I didn’t even realize I was buying a house in Glendale until I noticed the trash cans were mauve and not black. And then I was a little embarrassed, because apparently I’m a huge snob and there’s something, just, I don’t know, uncool about having to say you live in Glendale. I don’t even have a problem living in the San Fernando Valley, because I happily lived deep in The Valley for years, back in the day. But there is nothing geographical that divides Los Angeles from where I live in the southern tip of Glendale; to go from Atwater Village (in LA) to my neighborhood (Adams Hill) you just cross a road. How's that a valley? And, since I live on the border, I feel like I’m misleading people if I just say I live in Glendale. They ask me something about my city and I can’t answer it and I look like a dang fool. I work in Los Angeles, I eat in Los Angeles, I shop in Los Angeles, my friends live in Los Angeles. Geez, no wonder nobody talks to me in Glendale.

Now what am I going on about? Mm, fascist state. Glendale has rules, but they don’t tell you when you move in. Now when I moved in my house had some simple, attractive landscaping. What I didn’t know was that the sprinklers had been off during escrow so by the time I got there, the plants weren’t happy. And the grass had clearly had its day. I figured, ya know, we’re going into the rainy season, this lawn needs work, why waste water and money on it? Why? WHY? Because one day you will get a terrifying letter in the mail telling you you’re in violation of everything Glendale has ever dictated! And you have 30 days to correct it, or woe be unto you!

For example: "Glendale requires that all front yard areas be fully landscaped and maintained in a neat, orderly manner. At least fifty two percent (52%) of the front yard must be landscaped. All yards and parkways must be fully landscaped with live plant materials, irrigated and maintained in good condition at all times. All trees and shrubs should be trimmed away from any building or structures; the property should be free of weeds and overgrown vegetation. Paving in the front yard area is limited to driveways and walkways."

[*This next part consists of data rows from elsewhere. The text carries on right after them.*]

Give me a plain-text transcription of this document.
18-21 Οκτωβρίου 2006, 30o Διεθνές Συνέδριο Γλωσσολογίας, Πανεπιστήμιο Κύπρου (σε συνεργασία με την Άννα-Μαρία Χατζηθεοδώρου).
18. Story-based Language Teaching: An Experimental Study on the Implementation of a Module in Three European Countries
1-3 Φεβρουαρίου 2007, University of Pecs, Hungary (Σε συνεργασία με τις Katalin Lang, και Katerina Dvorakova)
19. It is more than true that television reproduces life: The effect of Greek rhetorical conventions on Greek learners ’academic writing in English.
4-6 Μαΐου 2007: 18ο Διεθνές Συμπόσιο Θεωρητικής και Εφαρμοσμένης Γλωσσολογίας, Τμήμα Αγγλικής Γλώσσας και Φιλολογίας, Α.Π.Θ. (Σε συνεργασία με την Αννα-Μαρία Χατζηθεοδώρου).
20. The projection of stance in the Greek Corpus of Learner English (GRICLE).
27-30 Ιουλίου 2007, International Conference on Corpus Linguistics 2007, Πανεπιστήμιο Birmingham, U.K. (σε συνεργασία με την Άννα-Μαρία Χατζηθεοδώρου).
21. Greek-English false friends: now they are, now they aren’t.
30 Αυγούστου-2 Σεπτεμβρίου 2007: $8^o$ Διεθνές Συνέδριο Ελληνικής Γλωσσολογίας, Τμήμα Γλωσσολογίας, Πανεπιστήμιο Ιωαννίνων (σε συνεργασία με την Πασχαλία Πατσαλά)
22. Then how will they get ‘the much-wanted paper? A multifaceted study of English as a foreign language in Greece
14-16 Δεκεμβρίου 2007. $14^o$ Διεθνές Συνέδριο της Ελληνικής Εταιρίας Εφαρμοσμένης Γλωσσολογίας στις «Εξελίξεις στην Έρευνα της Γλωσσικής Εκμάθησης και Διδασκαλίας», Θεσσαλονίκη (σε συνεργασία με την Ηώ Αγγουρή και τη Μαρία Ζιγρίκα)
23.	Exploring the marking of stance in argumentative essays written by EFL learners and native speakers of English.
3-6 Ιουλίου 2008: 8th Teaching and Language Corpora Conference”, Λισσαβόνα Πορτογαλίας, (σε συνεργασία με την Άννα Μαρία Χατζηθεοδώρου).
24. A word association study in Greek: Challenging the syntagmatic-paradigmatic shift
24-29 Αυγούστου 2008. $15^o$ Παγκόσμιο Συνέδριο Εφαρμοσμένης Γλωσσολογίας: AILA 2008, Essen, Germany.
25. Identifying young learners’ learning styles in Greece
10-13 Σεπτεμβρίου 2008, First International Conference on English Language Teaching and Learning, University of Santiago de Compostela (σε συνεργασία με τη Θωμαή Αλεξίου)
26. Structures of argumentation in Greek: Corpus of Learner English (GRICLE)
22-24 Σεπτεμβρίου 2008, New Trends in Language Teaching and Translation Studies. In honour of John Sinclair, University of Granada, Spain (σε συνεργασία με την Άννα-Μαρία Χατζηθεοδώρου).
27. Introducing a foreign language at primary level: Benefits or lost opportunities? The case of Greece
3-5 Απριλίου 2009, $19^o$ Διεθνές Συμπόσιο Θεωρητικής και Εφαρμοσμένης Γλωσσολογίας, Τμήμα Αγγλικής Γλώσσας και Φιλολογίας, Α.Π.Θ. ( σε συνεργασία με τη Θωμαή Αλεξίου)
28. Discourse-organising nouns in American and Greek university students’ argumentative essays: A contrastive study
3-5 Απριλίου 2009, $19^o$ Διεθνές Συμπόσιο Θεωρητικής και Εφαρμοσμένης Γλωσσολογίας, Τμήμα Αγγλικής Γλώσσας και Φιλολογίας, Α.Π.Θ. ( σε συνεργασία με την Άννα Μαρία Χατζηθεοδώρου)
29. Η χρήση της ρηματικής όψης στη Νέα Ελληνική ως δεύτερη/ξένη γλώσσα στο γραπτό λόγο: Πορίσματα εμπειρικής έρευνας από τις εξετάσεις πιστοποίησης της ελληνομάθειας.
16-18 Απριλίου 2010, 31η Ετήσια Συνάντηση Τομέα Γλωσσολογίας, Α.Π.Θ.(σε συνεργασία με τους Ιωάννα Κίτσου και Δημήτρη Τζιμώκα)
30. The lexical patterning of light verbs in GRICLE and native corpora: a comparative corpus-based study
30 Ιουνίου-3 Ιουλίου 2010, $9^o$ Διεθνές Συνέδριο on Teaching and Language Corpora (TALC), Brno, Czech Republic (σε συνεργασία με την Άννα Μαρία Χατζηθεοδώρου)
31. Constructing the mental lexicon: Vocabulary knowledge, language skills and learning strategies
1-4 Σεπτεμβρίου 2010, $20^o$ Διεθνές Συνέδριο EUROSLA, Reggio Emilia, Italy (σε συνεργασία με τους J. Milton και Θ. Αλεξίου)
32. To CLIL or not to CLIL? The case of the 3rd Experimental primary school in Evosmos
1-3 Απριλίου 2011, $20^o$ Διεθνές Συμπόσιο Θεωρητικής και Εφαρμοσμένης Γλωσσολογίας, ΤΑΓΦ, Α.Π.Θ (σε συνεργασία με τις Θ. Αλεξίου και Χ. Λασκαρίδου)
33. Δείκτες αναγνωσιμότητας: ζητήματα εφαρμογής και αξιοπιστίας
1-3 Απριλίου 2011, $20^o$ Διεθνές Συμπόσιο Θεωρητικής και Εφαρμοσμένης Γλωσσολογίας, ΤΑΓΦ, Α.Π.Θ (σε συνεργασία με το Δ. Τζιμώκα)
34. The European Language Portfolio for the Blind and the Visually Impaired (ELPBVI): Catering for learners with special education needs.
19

And the thing is, how does the city know if you’re in violation? Sure, they conduct inspections, but I think they only do that once a year. Generally, YOUR NEIGHBORS TURN YOU IN! Nice. Neighborhood. To live in. And you gotta believe me, my neighbors turned me in. With a vengeance. And when it took me three tries (and a couple years) to get a landscaper who actually did the job (and did it beautifully, god bless the dreamy Nick Tan), I assure you, my neighbors’ vengeance was mighty.

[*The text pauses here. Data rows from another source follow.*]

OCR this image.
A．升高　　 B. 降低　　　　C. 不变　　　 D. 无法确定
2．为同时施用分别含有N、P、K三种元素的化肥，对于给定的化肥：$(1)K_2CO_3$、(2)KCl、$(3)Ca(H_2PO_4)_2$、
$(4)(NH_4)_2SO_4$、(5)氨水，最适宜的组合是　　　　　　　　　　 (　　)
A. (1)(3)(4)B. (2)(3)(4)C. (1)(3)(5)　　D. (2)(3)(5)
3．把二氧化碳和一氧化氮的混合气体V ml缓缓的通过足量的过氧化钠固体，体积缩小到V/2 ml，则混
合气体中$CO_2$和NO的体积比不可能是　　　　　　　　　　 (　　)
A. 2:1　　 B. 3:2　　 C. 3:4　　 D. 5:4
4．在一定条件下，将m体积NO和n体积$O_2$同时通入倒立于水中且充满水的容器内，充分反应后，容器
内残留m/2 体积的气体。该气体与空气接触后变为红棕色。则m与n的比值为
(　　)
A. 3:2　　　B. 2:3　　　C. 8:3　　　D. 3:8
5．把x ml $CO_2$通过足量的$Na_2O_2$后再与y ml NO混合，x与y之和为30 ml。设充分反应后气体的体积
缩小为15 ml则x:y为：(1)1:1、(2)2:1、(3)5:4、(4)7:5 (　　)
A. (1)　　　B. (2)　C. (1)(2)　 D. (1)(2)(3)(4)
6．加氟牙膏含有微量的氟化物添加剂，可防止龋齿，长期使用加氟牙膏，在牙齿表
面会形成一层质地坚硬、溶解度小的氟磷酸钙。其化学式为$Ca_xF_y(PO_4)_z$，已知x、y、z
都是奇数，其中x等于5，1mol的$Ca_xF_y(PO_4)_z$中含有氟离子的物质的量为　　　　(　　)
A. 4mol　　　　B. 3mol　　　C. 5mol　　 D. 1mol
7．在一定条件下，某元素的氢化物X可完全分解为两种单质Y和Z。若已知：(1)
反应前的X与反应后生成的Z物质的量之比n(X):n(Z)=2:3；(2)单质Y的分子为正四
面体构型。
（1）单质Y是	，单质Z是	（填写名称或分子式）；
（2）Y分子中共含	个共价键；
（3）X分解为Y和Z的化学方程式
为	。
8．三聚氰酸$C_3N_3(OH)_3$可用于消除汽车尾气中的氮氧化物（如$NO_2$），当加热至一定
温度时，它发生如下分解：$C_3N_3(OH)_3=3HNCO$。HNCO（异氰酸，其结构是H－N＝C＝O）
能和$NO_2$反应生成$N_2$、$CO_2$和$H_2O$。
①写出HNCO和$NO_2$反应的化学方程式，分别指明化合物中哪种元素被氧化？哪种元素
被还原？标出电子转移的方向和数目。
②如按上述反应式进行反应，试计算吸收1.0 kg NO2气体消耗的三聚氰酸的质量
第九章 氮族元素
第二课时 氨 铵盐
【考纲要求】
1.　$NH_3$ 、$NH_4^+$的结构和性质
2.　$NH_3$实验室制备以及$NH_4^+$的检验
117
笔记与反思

When the last bit of thyme was nestled against dove gray flagstone, my neighbors began pouring out of their houses to introduce themselves and say how lovely the garden is and blah blah blah and this that and the other thing. And I smiled and said thank you, but in my head I shook my fist in their faces and thought, “You lousy piece of crap, I’ve lived here three years! Where are my Jell-O molds!

I’m gonna go get coffee now. In ATWATER!